Facing the common cold in a global pandemic

Caya Craig '23, Social Media Manager

With the fall season kicking off and quite rapidly approaching winter, students and teachers calling out sick is not uncommon. What is uncommon, though, is to have to figure out whether a stuffy nose, sore throat and cough is just a common cold or one of the first symptoms of the potentially deadly virus COVID-19. Although the COVID vaccination was created to help prevent fatalities and limit spread, catching the virus, especially in a school setting, is still possible.

For Brooke Lezotte ’23, having a cold in the midst of a worldwide pandemic is rather difficult to deal with– facing your own fears of catching the virus while also managing the stares from classmates.

“I’m a swimmer and was worried about my season if I couldn’t practice for two weeks,” Lezotte said. “I was also concerned about my friends and family that I might have (exposed). But I’m vaccinated, so I knew it wasn’t likely COVID.”

According to Luca Nixon ’23, having students around you slowly developing the common symptoms for COVID-19 created a large scare and worry that could be passed along to family at home.

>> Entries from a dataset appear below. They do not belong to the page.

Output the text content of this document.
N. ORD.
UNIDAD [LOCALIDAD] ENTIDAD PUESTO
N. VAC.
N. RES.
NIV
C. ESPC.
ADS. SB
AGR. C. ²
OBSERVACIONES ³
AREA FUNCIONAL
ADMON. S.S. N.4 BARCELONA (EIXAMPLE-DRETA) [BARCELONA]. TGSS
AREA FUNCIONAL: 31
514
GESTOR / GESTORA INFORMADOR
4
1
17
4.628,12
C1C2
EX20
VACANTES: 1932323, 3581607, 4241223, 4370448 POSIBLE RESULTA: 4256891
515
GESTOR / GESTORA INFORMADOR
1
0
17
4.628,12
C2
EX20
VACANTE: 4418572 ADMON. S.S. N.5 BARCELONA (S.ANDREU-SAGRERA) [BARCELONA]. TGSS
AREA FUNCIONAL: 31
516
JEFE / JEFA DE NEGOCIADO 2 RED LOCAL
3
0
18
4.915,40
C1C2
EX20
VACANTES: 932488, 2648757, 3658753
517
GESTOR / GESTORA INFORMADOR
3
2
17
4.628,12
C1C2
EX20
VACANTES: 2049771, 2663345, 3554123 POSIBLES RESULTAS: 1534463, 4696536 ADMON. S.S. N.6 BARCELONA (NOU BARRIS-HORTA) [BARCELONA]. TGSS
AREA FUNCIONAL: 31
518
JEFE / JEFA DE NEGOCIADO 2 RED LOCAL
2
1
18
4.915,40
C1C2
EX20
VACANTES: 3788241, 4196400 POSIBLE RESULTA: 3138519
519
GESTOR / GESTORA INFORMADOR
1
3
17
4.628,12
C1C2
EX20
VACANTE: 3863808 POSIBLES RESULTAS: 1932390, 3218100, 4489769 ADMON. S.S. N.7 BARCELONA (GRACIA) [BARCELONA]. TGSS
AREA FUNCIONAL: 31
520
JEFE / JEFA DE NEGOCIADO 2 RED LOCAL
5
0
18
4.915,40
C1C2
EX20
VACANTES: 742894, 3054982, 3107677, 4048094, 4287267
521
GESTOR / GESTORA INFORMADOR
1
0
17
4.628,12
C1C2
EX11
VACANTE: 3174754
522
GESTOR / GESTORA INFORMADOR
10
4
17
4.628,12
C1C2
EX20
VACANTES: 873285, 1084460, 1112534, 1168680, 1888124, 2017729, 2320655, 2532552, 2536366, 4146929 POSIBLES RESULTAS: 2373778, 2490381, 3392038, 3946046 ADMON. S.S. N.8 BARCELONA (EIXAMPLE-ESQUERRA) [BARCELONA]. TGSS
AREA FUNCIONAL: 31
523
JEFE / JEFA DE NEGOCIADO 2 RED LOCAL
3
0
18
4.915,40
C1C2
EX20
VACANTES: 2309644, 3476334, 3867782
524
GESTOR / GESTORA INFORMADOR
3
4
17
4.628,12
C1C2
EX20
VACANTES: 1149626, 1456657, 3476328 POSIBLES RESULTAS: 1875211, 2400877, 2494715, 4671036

“Having sick students in class was concerning because I was worried about my personal safety, my family’s safety and the safety of my classmates,” Nixon said. “After seeing the precautions South has taken, I feel much more comfortable.”

Teacher Sandra McCue said she understands the panic when it comes to having students and teachers around the school who are feeling under the weather. When it comes to sick students in her classroom, she said she faces guilt.

“My goal is to make sure I keep everyone in my classroom safe,” McCue said. “But, if someone were to have COVID in my class and pass it along, I would feel partly responsible for causing such a harmful chain reaction.”

During school, Nixon said he experienced coming into close contact with a student who tested positive for COVID-19 and had to go through the appropriate steps to prevent the spread.

“When a student tested positive in my class, I was called down to the office to take a COVID test,” Nixon said. “I would be sent home if I was positive or back to my class if I was negative. I ended up not having COVID and just carried on with my day.”

Ultimately, McCue believes that the extra safety precautions taken by the school and the students prevent the spread of COVID-19 and any other common colds or flus.

“Besides the fact that I was sick in September, I hadn’t been sick in over a year,” McCue said. “That is unheard of for a teacher. The masks and making sure everything is kept clean prevents sickness in general. I see over 100 students a day, so not being sick more often is quite a miracle.”